Outlook: No detailed public forecasts for Texas bar/restaurant revenues through 2030 exist, but general industry analysts expect modest growth — roughly 3–4% annually in real terms, or 5–7% nominally accounting for inflation. If Texas real GDP grows ~3% per year, the on-premise market should expand similarly. By 2030, the Texas on-premise alcohol market could plausibly reach $13–14 billion annually — a 25–30% increase over current levels. Key uncertainties include recession risk (which would hit discretionary spending), regulatory changes, and whether cost pressures thin the operator base faster than population growth replaces it.

TX Population (2030 est.): ~35M — Projected population — up ~5M from 2022, driving sustained hospitality demand

Data & Methodology

This analysis draws on multiple official and industry sources to construct a comprehensive portrait of the Texas alcohol market.

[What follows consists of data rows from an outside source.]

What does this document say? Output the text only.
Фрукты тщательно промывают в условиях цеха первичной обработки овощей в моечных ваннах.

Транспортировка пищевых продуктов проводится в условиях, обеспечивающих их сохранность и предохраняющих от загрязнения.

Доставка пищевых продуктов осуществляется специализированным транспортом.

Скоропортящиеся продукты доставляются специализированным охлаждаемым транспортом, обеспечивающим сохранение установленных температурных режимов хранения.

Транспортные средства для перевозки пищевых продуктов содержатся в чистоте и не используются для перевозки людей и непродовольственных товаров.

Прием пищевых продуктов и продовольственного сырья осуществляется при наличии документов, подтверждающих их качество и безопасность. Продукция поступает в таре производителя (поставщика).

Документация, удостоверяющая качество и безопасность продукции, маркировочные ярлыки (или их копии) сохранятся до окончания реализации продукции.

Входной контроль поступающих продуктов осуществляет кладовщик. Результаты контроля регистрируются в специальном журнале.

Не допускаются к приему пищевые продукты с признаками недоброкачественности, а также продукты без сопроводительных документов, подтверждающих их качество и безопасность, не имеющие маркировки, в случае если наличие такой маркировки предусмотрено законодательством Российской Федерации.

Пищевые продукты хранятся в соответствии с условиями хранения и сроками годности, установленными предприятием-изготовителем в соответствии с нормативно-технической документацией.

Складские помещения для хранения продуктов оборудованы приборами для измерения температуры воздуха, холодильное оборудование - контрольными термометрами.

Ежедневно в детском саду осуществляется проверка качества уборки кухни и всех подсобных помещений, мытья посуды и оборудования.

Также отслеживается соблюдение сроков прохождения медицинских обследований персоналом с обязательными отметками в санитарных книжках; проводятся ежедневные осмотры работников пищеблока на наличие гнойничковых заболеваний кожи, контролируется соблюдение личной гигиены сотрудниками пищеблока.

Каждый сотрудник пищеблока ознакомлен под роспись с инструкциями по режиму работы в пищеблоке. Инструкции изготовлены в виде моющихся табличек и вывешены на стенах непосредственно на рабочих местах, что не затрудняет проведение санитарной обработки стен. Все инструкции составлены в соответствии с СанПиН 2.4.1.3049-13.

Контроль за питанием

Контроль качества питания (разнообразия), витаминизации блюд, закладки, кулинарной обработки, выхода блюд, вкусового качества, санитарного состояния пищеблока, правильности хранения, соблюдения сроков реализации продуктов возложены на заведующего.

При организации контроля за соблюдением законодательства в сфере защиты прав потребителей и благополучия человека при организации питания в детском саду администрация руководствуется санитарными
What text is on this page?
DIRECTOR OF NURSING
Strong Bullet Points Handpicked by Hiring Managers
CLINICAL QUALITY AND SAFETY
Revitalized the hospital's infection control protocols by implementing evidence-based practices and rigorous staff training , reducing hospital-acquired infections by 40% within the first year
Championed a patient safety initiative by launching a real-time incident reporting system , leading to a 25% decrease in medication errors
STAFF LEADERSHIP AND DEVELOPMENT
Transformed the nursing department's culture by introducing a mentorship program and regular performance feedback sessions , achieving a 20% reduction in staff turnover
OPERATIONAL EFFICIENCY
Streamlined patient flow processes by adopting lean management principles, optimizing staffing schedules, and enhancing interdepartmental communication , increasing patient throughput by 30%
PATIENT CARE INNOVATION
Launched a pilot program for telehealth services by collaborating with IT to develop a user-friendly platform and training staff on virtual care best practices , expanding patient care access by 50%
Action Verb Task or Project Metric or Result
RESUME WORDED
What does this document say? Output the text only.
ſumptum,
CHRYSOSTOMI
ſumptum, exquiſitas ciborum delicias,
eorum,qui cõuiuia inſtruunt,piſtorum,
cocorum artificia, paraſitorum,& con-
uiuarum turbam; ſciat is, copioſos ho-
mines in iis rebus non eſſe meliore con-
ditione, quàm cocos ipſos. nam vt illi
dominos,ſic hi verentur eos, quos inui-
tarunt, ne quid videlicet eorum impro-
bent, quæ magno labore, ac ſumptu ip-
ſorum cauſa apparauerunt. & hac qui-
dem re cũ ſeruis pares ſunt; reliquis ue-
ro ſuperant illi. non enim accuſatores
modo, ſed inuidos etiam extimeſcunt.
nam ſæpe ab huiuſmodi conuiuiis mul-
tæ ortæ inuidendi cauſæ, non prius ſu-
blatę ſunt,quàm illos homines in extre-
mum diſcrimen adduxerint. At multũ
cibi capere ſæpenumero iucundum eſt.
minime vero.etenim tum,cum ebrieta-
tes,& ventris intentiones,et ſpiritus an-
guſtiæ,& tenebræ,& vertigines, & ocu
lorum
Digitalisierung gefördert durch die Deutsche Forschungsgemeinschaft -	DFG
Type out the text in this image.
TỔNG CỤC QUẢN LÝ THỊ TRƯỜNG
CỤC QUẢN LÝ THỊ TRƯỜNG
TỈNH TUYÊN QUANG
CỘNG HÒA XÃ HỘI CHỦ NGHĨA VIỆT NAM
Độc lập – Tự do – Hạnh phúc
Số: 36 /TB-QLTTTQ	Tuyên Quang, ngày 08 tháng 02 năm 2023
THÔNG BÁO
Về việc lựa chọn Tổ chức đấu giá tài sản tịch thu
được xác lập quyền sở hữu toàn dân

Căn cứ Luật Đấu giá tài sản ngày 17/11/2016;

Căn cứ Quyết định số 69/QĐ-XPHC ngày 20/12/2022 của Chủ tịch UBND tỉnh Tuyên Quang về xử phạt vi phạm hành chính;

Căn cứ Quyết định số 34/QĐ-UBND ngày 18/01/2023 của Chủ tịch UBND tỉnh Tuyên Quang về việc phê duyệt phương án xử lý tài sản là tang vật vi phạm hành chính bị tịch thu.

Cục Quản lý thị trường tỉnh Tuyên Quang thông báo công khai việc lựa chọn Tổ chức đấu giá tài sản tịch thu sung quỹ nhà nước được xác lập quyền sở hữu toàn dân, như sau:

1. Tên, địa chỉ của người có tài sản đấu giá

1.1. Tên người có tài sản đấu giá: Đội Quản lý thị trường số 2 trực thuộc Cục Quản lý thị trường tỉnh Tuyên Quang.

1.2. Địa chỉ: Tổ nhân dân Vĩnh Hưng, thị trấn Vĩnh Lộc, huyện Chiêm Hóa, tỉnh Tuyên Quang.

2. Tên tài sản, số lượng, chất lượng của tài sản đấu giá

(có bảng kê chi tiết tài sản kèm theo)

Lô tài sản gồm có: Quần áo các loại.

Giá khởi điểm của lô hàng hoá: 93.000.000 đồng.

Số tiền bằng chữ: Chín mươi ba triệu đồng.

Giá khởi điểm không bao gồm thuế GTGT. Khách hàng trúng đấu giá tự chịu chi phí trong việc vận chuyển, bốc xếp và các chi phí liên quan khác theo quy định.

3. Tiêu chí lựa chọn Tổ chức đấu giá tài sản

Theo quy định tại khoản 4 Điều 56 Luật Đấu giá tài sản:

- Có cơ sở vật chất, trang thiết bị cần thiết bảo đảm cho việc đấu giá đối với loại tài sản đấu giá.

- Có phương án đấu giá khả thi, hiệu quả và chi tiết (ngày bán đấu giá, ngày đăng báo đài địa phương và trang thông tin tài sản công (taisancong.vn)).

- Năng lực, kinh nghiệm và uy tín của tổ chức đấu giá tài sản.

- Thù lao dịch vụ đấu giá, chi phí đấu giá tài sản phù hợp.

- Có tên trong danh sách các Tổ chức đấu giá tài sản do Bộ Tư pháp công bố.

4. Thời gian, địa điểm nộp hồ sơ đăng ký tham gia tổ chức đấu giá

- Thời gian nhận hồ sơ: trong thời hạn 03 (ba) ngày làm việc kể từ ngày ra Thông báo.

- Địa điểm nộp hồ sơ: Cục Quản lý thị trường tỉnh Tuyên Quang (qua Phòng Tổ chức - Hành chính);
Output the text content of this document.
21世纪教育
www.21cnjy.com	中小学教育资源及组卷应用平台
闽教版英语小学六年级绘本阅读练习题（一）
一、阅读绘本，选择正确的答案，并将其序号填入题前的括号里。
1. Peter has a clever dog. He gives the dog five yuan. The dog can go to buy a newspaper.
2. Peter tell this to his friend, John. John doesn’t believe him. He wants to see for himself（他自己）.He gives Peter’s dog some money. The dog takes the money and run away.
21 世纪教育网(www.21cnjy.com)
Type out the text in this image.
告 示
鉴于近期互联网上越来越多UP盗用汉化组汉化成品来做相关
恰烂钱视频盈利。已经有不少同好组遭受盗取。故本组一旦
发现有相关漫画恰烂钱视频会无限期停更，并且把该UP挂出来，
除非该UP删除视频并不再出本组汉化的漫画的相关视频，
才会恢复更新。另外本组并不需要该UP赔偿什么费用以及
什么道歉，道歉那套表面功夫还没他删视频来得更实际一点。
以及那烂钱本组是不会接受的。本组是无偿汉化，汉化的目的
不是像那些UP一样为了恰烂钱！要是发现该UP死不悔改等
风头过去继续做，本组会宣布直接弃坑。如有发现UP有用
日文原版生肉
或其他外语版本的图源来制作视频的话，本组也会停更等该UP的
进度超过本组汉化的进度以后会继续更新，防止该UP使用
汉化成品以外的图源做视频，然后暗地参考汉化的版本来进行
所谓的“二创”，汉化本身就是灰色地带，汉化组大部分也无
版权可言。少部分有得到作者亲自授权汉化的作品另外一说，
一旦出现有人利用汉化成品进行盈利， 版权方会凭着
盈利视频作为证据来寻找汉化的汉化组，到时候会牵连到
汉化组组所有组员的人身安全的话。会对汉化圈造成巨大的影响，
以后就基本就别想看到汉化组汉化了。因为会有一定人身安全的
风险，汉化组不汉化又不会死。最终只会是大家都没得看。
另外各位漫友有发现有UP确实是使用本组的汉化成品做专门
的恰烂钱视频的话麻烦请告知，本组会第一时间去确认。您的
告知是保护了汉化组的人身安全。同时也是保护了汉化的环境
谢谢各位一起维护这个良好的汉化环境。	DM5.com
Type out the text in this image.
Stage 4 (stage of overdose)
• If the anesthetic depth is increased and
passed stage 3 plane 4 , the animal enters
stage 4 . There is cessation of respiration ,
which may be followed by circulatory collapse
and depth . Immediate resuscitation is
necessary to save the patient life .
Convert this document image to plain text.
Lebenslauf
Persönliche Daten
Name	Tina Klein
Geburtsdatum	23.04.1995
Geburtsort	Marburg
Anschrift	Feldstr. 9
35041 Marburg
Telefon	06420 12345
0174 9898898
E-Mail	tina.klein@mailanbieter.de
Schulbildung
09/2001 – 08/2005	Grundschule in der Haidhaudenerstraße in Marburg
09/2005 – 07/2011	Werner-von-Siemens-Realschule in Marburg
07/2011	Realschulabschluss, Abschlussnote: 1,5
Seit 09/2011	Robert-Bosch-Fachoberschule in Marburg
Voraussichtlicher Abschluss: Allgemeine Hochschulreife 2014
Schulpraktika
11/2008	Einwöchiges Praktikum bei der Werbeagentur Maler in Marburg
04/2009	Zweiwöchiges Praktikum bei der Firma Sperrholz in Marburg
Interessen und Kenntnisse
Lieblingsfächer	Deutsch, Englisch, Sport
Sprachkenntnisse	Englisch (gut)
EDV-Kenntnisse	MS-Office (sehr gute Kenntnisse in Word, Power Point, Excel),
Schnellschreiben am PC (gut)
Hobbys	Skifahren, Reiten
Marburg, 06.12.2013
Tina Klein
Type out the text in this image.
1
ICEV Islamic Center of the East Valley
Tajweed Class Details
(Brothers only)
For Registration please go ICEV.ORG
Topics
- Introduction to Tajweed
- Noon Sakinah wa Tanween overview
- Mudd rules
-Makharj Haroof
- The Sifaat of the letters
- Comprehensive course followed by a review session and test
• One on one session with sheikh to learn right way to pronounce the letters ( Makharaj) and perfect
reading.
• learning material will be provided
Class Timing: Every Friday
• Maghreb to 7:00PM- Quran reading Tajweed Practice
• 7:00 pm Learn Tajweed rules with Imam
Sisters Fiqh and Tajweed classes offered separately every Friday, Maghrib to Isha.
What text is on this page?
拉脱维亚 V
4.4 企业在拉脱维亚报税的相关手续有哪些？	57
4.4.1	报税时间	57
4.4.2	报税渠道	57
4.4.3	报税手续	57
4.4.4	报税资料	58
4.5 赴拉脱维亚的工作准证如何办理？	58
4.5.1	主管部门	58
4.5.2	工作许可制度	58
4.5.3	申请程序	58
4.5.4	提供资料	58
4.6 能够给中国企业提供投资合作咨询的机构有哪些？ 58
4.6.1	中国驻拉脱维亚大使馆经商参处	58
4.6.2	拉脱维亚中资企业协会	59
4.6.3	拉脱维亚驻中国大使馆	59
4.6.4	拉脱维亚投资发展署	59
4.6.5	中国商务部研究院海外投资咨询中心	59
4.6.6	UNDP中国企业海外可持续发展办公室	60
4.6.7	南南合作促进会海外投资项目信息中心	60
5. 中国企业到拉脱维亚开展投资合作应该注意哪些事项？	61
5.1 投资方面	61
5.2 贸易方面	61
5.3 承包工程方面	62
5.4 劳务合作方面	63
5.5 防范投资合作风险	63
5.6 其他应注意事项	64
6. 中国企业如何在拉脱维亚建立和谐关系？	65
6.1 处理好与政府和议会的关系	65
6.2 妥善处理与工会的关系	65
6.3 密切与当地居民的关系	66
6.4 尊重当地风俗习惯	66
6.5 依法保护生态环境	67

Tax collection data comes from the Texas Comptroller of Public Accounts, which publishes Mixed Beverage Gross Receipts Tax (MBGRT) collections by fiscal year (September–August). MBGRT is assessed at 6.7% of gross receipts from on-premise alcohol sales, allowing reverse-calculation of approximate total on-premise sales volume. All MBGRT figures cited are nominal (not inflation-adjusted).

Total alcohol market size ($20.7 billion for Texas in 2023) is sourced from SmartAsset's analysis of state-by-state alcohol spending, which aggregates on-premise, off-premise, and packaged goods data. Methodology may differ from pure tax-receipt calculations.

Employment and GDP data reference Bureau of Economic Analysis (BEA) state GDP figures for NAICS 722 (Food Services and Drinking Places), Bureau of Labor Statistics employment data, and Texas Restaurant Association industry reports. The economic multiplier ($2.37 per $1 spent) is a TRA estimate based on input-output modeling.

Population projections cite U.S. Census Bureau estimates and Texas State Data Center forecasts. Corporate migration trends reference publicly reported relocations and commercial real estate analyses.

Limitations: On-premise sales are inferred from MBGRT collections, not directly reported. The reverse calculation (MBGRT ÷ 0.067 = gross receipts) assumes full compliance and no significant exemptions. Total alcohol market figures from market research firms may use different definitions of "alcohol spending" than state tax data. Employment figures are for all food services and drinking places (NAICS 722), not bars alone. Permit counts are approximate based on TABC licensing data.

Sources: Texas Comptroller of Public Accounts (MBGRT collections, FY2015–FY2025); SmartAsset state alcohol spending analysis (2023); Bureau of Economic Analysis state GDP data; Bureau of Labor Statistics; Texas Restaurant Association industry reports; U.S. Census Bureau population estimates; Texas State Data Center population projections.